Cómo vestir a un bebé durante una noche tropical

Cómo vestir a un bebé durante una noche tropical: guía de ropa para dormir en verano

Por el equipo de EspacioBebé Actualizado: junio 2026

Son las once de la noche, la habitación marca 27°C y vuelve la misma duda de siempre: ¿De verdad puede dormir solo con un body? ¿Y si se enfría durante la madrugada?

Es el dilema clásico de las noches de verano. El miedo a que el bebé pase frío está tan metido en el cuerpo que, cuando el termómetro no da tregua de madrugada, nos cuesta horrores dejarlo dormir con lo mínimo. Sin embargo, en estas noches tan cerradas, abrigarlo "por si acaso" solo consigue que el colchón se convierta en una esponja de calor.

A la hora de dormir, la única regla que vale es la que dicte el termómetro que tienes dentro del cuarto. Olvídate de la ropa que ha llevado por la tarde en el cochecito o en el salón de casa. Cuando el bochorno se queda estancado en las paredes de la habitación, hay que simplificar las prendas para ayudarle a descansar.

bebe durmiendo plácidamente con un body ligero en noche calurosa
Cuando la habitación está muy calurosa, dejar las piernas al aire ayuda a que el bebé regule su temperatura de forma natural de madrugada.

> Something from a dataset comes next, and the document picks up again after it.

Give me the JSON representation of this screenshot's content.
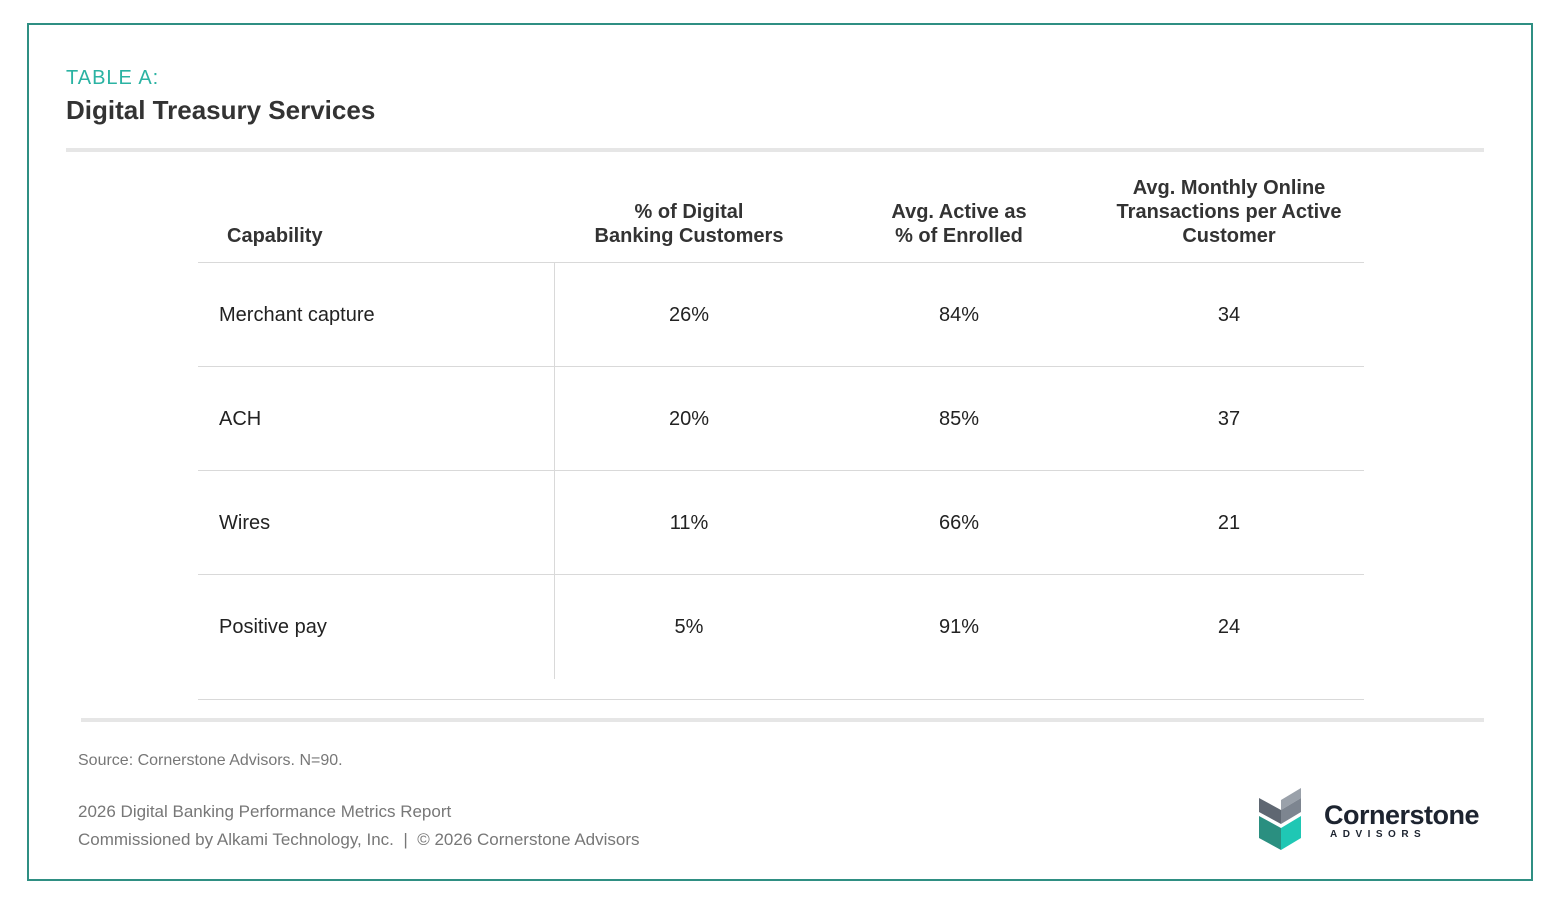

Qué ponerle según el termómetro del cuarto: nuestra tabla rápida

Para no andar dudando a oscuras frente al armario, a nosotros nos sirvió mucho tener claras estas cuatro combinaciones básicas. Están pensadas estrictamente para el momento del sueño en las noches donde el aire no corre:

Temperatura del cuarto Qué ropa ponerle para dormir ¿Hace falta saco o taparlo?
22 - 23 °C Pijama largo de algodón fino de una pieza (con pies). Un saco de dormir de verano muy finito (0.5 TOG).
24 - 25 °C Body de manga corta o un pijama corto tipo pelele. Sin saco. Cuna despejada solo con la sábana bajera.
26 - 27 °C Body de tirantes fino (de algodón de toda la vida). Sin saco. Absolutamente nada más en la cuna.
28 - 30 °C Pañal o body muy fino de algodón. Nada. Máxima ligereza y el cuarto bien ventilado.

¿La habitación marca 25°C pero tu bebé suda? No te obsesiones con la cifra exacta. La humedad ambiental, el tipo de colchón, el tejido del pijama o la ventilación del cuarto también influyen mucho en cómo percibe el calor.

Tres cosas que aprendimos cambiando los pijamas de verano

1. No todos los pijamas de verano son igual de frescos

Al principio caímos en el error de comprar ropa que ponía "pijama ligero de verano", pero no miramos la letra pequeña de la etiqueta. Si el pijama tiene poliéster o tejidos sintéticos (aunque sea un 10%), hace un efecto pantalla que no deja transpirar. El sudor de la espalda se queda atrapado, el bebé se agobia y se despierta llorando. El algodón fino o el hilo orgánico marcan la diferencia aquí.

2. Cuidado con los sacos gruesos y las cunas recargadas

Los sacos de dormir normales, incluso los que venden como "de entretiempo", guardan demasiado el calor cuando el cuarto pasa de 24°C. Lo mismo pasa con las chichoneras y los protectores acolchados alrededor de los barrotes de la cuna: bloquean el poco aire que pueda moverse por la habitación, creando un rincón pesado y sin ventilación.

3. Qué TOG tiene sentido cuando hace calor

Si en tu casa ponéis el aire acondicionado por la noche y conseguís que la habitación se quede en unos 22°C estables, es normal que quieras ponerle un saquito si tu bebé se destapa mucho. En ese caso, busca siempre un TOG de 0.5 o menos. Son sacos que no tienen ningún tipo de relleno por dentro; son básicamente una capa de muselina fina para que se sientan arropados sin acumular calor.

Cómo saber si has acertado con las capas

El primer tramo de la noche (las tres primeras horas desde que lo acuestas) te va a dar la respuesta. Si notas que tu bebé se mueve inquieto de un lado a otro y se despierta enfadado antes de la medianoche, haz la prueba: pasa los dedos por su nuca o por el pecho. Si notas la piel pegajosa o muy caliente, es que le sobra ropa. Quítale el pijama o déjalo solo en pañal con suavidad sin sacarlo del todo de la cuna.

Asegurar el descanso en verano no consiste en abrigar por si refresca, sino en poner las cosas fáciles para que su cuerpo no pase calor de más. Menos ropa, tejidos naturales que transpiren y la cuna lo más despejada posible suelen ser la mejor garantía para dormir tranquilos.